Opisthoteuthis massyae
- Conservation status: Vulnerable (IUCN 3.1)

Scientific classification
- Kingdom: Animalia
- Phylum: Mollusca
- Class: Cephalopoda
- Order: Octopoda
- Family: Opisthoteuthidae
- Genus: Opisthoteuthis
- Species: O. massyae
- Binomial name: Opisthoteuthis massyae Grimpe, 1920
- Synonyms: Cirroteuthis massyae Grimpe, 1920; Cirroteuthopsis massyae Grimpe, 1920; Opisthoteuthis vossi Sanchez and Guerra, 1989; Cirroteuthis massyae Grimpe, 1920;

= Opisthoteuthis massyae =

- Genus: Opisthoteuthis
- Species: massyae
- Authority: Grimpe, 1920
- Conservation status: VU
- Synonyms: Cirroteuthis massyae Grimpe, 1920, Cirroteuthopsis massyae Grimpe, 1920, Opisthoteuthis vossi Sanchez and Guerra, 1989, Cirroteuthis massyae Grimpe, 1920

Species of mollusc

Opisthoteuthis massyae is an octopus living in the eastern Atlantic Ocean.

O. massyae occupies the benthic zone (seafloor and water immediately above) of the open ocean. The octopus lives from 600 m to 1,500 m deep. It's found as far north as Ireland, in the Rockall Basin, and as far south as Namibia. There are more specimens in the southeast Atlantic than in the northeast Atlantic.

The two foremost arms of mature males are thicker than their other six arms. This is unusual for Opisthoteuthis species. Mature males also have some enlarged suckers, which is more typical of the genus. Males have more suckers than females. Specimens with longer arms generally have more suckers.

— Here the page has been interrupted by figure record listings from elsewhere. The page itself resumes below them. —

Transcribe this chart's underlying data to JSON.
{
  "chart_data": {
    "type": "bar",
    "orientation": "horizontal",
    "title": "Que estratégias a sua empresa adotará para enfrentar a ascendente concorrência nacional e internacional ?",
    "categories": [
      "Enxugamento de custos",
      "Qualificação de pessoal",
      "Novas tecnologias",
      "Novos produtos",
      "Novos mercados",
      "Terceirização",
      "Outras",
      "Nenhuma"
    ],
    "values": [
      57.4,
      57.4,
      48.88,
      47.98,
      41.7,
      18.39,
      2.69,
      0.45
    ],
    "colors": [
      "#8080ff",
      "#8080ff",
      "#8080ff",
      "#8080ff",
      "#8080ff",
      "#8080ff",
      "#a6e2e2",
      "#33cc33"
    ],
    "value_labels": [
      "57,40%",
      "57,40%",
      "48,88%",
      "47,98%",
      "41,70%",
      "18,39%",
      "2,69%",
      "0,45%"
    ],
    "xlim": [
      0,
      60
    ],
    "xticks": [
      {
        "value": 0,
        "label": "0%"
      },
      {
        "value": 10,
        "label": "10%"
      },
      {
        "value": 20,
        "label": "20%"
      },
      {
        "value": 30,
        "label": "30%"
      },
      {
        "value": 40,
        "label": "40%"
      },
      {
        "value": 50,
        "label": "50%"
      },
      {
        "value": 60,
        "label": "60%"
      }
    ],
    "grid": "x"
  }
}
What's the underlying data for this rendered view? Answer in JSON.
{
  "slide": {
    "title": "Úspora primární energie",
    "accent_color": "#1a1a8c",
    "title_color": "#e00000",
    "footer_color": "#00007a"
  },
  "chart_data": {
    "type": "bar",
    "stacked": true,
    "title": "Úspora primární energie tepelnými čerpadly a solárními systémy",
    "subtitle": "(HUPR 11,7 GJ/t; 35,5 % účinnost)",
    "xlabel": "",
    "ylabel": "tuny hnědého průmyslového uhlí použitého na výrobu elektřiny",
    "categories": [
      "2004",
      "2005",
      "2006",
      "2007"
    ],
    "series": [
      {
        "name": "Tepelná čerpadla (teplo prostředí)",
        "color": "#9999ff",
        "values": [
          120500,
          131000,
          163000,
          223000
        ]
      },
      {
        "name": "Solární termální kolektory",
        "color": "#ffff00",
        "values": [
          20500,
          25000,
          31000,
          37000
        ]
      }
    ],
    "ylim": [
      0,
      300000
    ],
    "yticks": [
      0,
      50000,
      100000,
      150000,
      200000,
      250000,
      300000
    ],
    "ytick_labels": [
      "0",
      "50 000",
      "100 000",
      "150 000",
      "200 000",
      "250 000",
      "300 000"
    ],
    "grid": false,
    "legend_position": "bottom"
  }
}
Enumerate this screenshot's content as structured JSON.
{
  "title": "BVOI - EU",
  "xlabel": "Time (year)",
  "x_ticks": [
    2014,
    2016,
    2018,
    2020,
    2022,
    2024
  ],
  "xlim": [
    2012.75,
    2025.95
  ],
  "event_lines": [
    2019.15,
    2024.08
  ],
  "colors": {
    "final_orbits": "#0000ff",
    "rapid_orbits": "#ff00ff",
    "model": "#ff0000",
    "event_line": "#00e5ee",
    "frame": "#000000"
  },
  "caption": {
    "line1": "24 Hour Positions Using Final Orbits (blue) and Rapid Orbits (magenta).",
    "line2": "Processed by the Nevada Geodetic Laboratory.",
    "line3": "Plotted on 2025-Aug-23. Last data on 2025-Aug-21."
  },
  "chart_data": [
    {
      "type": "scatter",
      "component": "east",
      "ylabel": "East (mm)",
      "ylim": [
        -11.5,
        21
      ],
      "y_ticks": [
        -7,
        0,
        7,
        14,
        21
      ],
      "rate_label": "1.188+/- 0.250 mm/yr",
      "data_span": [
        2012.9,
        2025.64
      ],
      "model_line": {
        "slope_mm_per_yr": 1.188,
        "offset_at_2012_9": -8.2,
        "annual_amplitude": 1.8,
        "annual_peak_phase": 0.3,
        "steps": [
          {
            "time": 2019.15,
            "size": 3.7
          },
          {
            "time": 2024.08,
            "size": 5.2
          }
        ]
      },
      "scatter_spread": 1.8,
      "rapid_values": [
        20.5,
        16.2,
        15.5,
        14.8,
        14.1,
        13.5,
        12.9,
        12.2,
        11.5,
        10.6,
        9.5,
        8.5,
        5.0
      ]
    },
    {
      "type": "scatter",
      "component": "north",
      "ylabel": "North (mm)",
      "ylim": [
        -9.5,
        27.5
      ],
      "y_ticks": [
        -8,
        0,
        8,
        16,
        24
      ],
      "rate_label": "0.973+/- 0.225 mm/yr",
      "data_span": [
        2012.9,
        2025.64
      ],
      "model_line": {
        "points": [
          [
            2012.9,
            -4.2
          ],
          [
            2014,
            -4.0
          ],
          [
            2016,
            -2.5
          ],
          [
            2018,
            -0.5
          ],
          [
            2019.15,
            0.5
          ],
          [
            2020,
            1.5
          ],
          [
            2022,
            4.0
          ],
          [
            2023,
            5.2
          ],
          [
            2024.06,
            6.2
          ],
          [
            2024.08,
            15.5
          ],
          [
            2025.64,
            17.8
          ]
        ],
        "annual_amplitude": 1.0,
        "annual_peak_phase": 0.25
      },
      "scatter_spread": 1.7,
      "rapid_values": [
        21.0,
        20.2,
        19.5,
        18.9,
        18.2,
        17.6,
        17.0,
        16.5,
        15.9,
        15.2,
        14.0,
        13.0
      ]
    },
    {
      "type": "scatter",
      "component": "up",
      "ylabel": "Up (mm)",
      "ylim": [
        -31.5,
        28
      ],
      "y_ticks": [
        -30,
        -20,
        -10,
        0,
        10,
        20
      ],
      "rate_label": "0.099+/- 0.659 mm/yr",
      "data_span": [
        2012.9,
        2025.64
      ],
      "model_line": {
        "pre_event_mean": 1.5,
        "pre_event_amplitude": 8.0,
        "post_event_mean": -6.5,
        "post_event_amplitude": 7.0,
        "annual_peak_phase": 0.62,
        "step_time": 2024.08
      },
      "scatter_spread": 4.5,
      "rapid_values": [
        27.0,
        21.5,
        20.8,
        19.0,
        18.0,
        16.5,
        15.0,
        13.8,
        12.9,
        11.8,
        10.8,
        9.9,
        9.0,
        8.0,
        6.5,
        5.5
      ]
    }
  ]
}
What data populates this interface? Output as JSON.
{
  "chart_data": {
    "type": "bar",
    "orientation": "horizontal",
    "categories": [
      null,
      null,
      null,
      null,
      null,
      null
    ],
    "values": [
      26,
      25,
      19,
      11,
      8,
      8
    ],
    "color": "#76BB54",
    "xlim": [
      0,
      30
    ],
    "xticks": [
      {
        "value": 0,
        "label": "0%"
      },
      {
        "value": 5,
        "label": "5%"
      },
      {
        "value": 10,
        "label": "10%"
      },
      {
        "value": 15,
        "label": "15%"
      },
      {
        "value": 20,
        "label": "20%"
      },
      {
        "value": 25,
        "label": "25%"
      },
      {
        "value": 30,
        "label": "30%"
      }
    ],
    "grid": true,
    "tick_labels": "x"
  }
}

Males weigh more than females; males can reach a weight of 5,750 g, and females a weight of 2,959 g. Females may lay eggs throughout their lifetimes.

O. massyae has the ability to invert or "balloon" their webs. (Note: See the external links section for photographs of this behavior.) O. massyae is a carnivore; it probably catches prey by enveloping small animals within its web, similar to some other cirrate octopods. It eats a variety of small prey: gammarid amphipods, polychaetes, decapods, opossum shrimp, copepods, isopods, tanaids, marine snails, marine slugs, and bivalves.

Although O. massyae isn't used commercially, it's often taken as bycatch by commercial fishing vessels. This threatens its population.